Americans love to pamper their pets – that’s why there are doggy day spas, gourmet pet foods and diamond-studded puppy collars.
So the idea of bottled water for dogs and cats isn’t all that far-fetched. In theory, Thirsty Dog is kind of brilliant.
Where did this company go wrong? Probably when they decided to infuse the water with flavors like crispy beef (for dogs) and tangy fish (for cats). That was going too far, even for the creepiest of pet owners.
With concern over the dangers of smoking at fever pitch in the late 80s, tobacco giant RJ Reynolds set out to create a “cleaner” alternative. $325 million later, smokeless cigarettes were born.
They were called Premier. But really, they were anything but.
The manufacturer’s own CEO complained they tasted “like sh*t.” They were practically impossible to light. There was no guarantee that they were healthier than regular cigarettes. And to top it all off, they were rumored to be an effective receptacle for smoking crack cocaine. Oops.
Smokers didn’t enjoy them. Non-smokers had no interest in trying them. Four months later, they were pulled from the market.
Back in 2001, Sony released an internet appliance eVIlla. Unfortunately for the electronics giant, this was around the same time that the market for such devices was fizzling out.
What were internet appliances? They were gadgets whose sole purpose was to provide access to the internet. With one core functionality, they were meant to be cheaper and easier to use than a personal computer. That didn’t last.
As computers became cheaper to manufacture, and more user-friendly, the need for internet appliances became totally obsolete. Why pay $499 for Sony’s substandard eVilla, when you can get a fully-equipped desktop computer for around the same price? Two months after its release, the product was pulled.
But you’ve got to hand it to Sony for appreciating the extent of its failure. The company offered customers a full refund, including the $21.99 they’d been paying for monthly internet access.
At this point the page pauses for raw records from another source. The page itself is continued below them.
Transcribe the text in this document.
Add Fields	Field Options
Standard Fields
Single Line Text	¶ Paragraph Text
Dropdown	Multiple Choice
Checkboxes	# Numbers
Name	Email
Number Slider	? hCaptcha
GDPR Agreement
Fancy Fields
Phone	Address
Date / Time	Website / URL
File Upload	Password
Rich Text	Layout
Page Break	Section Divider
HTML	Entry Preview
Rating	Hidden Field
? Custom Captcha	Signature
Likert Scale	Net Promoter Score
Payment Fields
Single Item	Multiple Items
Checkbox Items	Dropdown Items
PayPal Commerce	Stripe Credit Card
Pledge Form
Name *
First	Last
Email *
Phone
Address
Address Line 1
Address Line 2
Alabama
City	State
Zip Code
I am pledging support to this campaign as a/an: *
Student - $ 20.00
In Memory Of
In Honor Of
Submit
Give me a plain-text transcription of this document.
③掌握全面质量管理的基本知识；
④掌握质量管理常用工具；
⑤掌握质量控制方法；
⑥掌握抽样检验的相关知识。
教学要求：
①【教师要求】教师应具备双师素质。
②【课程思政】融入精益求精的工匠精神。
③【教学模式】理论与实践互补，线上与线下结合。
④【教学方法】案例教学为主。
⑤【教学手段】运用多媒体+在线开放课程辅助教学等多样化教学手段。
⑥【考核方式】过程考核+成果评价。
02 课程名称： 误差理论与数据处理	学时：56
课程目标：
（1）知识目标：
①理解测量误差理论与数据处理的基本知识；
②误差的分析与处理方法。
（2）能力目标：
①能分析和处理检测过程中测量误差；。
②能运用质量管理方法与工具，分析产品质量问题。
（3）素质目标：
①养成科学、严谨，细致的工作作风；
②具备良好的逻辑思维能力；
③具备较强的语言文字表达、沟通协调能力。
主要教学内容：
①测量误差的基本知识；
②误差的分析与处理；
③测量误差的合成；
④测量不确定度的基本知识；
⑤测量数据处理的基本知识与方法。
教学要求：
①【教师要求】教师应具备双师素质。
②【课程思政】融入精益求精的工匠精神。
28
Nothing evokes nostalgia more than a familiar scent. But the iSmell is one product we’d like to forget altogether.
In 2001 DigiScents set out to create a computer-peripheral device designed to emit smells to go with sites visited or emails opened. The idea behind it was that the all-important olfactory experience was missing from internet use. A perfume manufacturer, for example, could embed a scent into a piece of advertising or their website.
The device held a cartridge carrying 128 different primary odors, and they’d be emitted in various combinations to create the appropriate scent.
The product never made it past the prototype stage, and in 2006, it was deemed one of the world’s 25 worst tech products by PC World Magazine.
At least it was appropriately named.
By the early 80s, Coca-Cola was losing ground to Pepsi-Cola. Americans seemed to prefer the sweeter flavor of Pepsi. Coke decided it was time for a taste makeover.
In April 1985, New Coke hit the shelves. Its taste was said to be “smoother, rounder yet bolder” than the original drink. And with the new release, the company halted production of its original formula. This was the company’s biggest mistake.
People were outraged they couldn’t get their hands on original Coke, and started boycotting the new product.
Coke had underestimated the power of its iconic brand, and America’s deep-rooted attachment to it.
Months later, they brought back the original formula. New Coke stayed on the shelves until the early 90s. But its only success was in teaching Coca-Cola a valuable lesson in branding.